Después de levar anclas y a la voz de ¡Largar!, los gavieros y juaneteros de La Venganza comenzaron a soltar el paño, primero por los penoles y después por la cruz. Era seis de octubre de 1767, octavo año del reinado de Carlos III y se hallaban en Cádiz, donde hacía cincuenta años, se había trasladado oficialmente la Casa de Contratación de Indias y puerto al que arribaban navíos de todo tipo y pabellón. ¿Qué insólito interés puede despertar que aquella mañana una fragata como La Venganza zarpara de un puerto como el gaditano?. Aunque hoy pueda parecernos repugnante, al poner rumbo hacia las costas de Guinea comenzaba un tráfico inédito en la historia de España. Curioso nombre para un barco negrero.
Si bien, desde 1501, los Reyes Católicos habían autorizado la importación de negros en América, los españoles se limitaban a conceder los asientos necesarios para la entrada de estas mercancías a intermediarios extranjeros, dueños de las factorías establecidas en África. Así desde el siglo XVI, sucesivamente la portuguesa Compañía Real de Guinea, la Compañía Francesa de Guinea y la South Sea Company abastecieron de piezas, mulecones, muleques y mulequillos a las posesiones españolas de ultramar, hasta que en 1789 dejó de ser necesario el derecho de asiento por la total libertad decretada por Carlos III para este tipo de comercio.

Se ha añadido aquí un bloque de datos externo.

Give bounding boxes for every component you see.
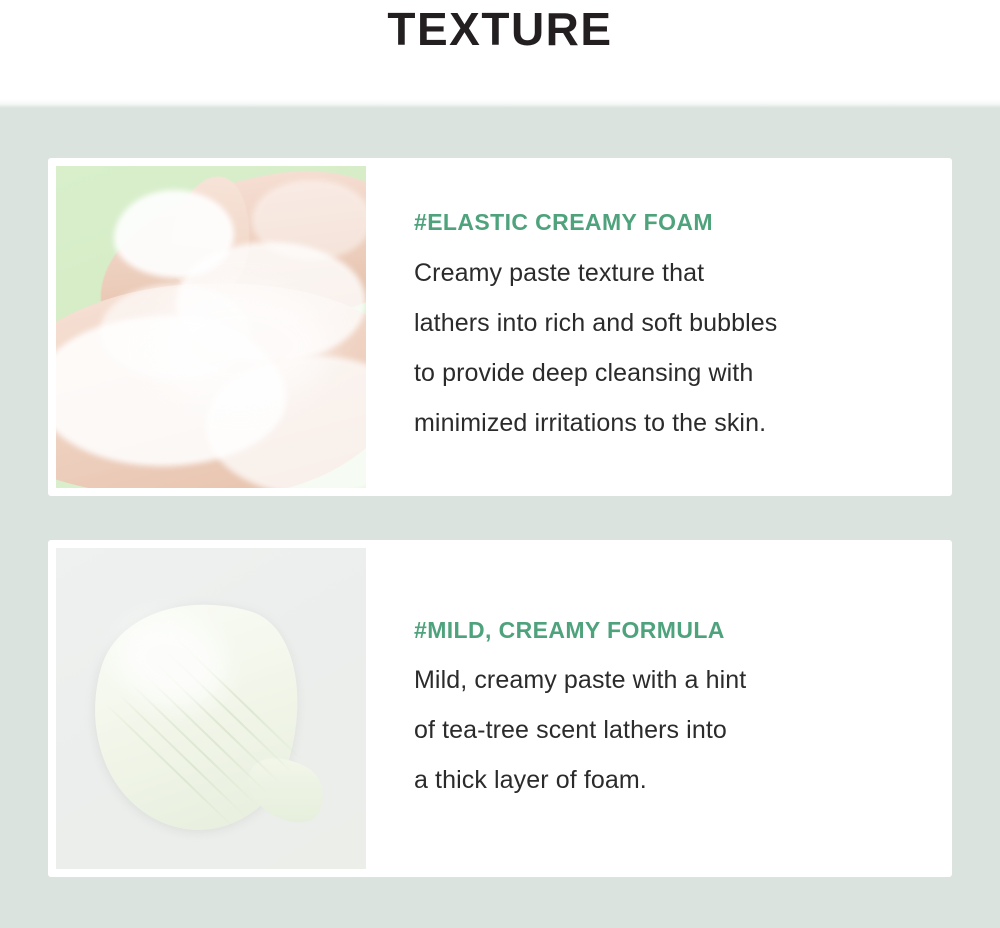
feature-card-elastic-creamy-foam: #ELASTIC CREAMY FOAM Creamy paste textur… — [48, 158, 952, 496]
description-line: a thick layer of foam. — [414, 755, 944, 805]
card-media-hands-foam — [56, 166, 366, 488]
hands-lathering-foam-image — [56, 166, 366, 488]
card-body-elastic-creamy-foam: #ELASTIC CREAMY FOAM Creamy paste textur… — [366, 166, 944, 488]
card-description: Creamy paste texture that lathers into r… — [414, 248, 944, 448]
card-heading: #MILD, CREAMY FORMULA — [414, 618, 944, 643]
page-header: TEXTURE — [0, 0, 1000, 107]
description-line: to provide deep cleansing with — [414, 348, 944, 398]
description-line: minimized irritations to the skin. — [414, 398, 944, 448]
description-line: of tea-tree scent lathers into — [414, 705, 944, 755]
page-background: TEXTURE #ELASTIC CREAMY FOAM Creamy — [0, 0, 1000, 928]
card-body-mild-creamy-formula: #MILD, CREAMY FORMULA Mild, creamy paste… — [366, 548, 944, 869]
card-heading: #ELASTIC CREAMY FOAM — [414, 210, 944, 235]
header-divider — [0, 99, 1000, 108]
description-line: Mild, creamy paste with a hint — [414, 655, 944, 705]
card-media-cream-swatch — [56, 548, 366, 869]
feature-card-mild-creamy-formula: #MILD, CREAMY FORMULA Mild, creamy paste… — [48, 540, 952, 877]
description-line: lathers into rich and soft bubbles — [414, 298, 944, 348]
cream-swatch-image — [56, 548, 366, 869]
description-line: Creamy paste texture that — [414, 248, 944, 298]
page-title: TEXTURE — [387, 6, 612, 52]
foam-highlight — [151, 286, 331, 406]
card-description: Mild, creamy paste with a hint of tea-tr… — [414, 655, 944, 805]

De todos los interesados, los portugueses fueron los primeros que lo iniciaron a gran escala, fundando factorías fortificadas como la de Sao Paulo de Luanda, al noroeste de Angola. Sobre el infortunio de los esclavos da buena cuenta el jesuita Alonso de Sandoval en su libro, de 1627, Naturaleza, Policía Sagrada y Profana, costumbres, ritos y catecismo evangélico de todos los Etíopes, en el que denuncia que en la isla de Luanda… pasan tanto trabajo y en las cadenas aherrojados tanta miseria y desventura, y el maltratamiento de comida, bebida y pasaría es tan malo, dales tanta tristeza y melancolía que viene a morir el tercio en la navegación, que dura más de dos meses. Esta clase de mercadería se contaba en destino, así que es difícil precisar el número de secuestrados, aunque se estima entre 10 y 15 millones los que arribaron a América.
Por los años cincuenta del siglo XIX, un navío similar a La Venganza naufragó frente a las costas de la Bahía de Cádiz. En él, junto a otros muchos, viajaba una esclava muleque que, sin saber bien cuánto tiempo estuvo en el mar, dio a parar sobre la fina y blanca arena de Valdelagrana, en el Puerto de Santa María. Allí la encontró un piconero que, después de comprobar que nadie había ejercido el derecho de marca con el timbre de la carimba, la prohijó. Se llamaba Cándida, había nacido en Luanda el 2 de mayo de 1845 y vivió en el Puerto, con las marcas que dejaron los grilletes en sus muñecas y tobillos, hasta su muerte con 110 años. Los que la conocieron la describen de andar cadencioso, gesto sereno y siempre vestida de negro, con un delantal blanco y un gran cesto de mimbre como únicos elementos que rompían tanta negritud. Cuentan que trabajó como una negra y pasó muchas necesidades. Pero éstas las cubría con la sonrisa de saberse libre, como todo lo que escupe el mar.
En 1792, Dinamarca fue la primera nación que abolió la esclavitud. Después la siguió Inglaterra y en 1815, el Congreso de Viena la asimiló a la piratería. Con una cruenta guerra civil en la que se enfrentaron dos modelos opuestos de producción, Estados Unidos hizo lo propio 1863. En España, hubo que esperar hasta 1886, después de que el diputado Antillón muriera apaleado después de pronunciarse abolicionista en las tan ilustradas Cortes de Cádiz. No piensen que el comercio de esclavos desaparece por un cambio de mentalidad a la luz de las nuevas ideas ilustradas. Tan sólo, la revolución industrial hizo de la máquina un instrumento mucho más barato de mantener y menos inclinado a cualquier tipo de protesta.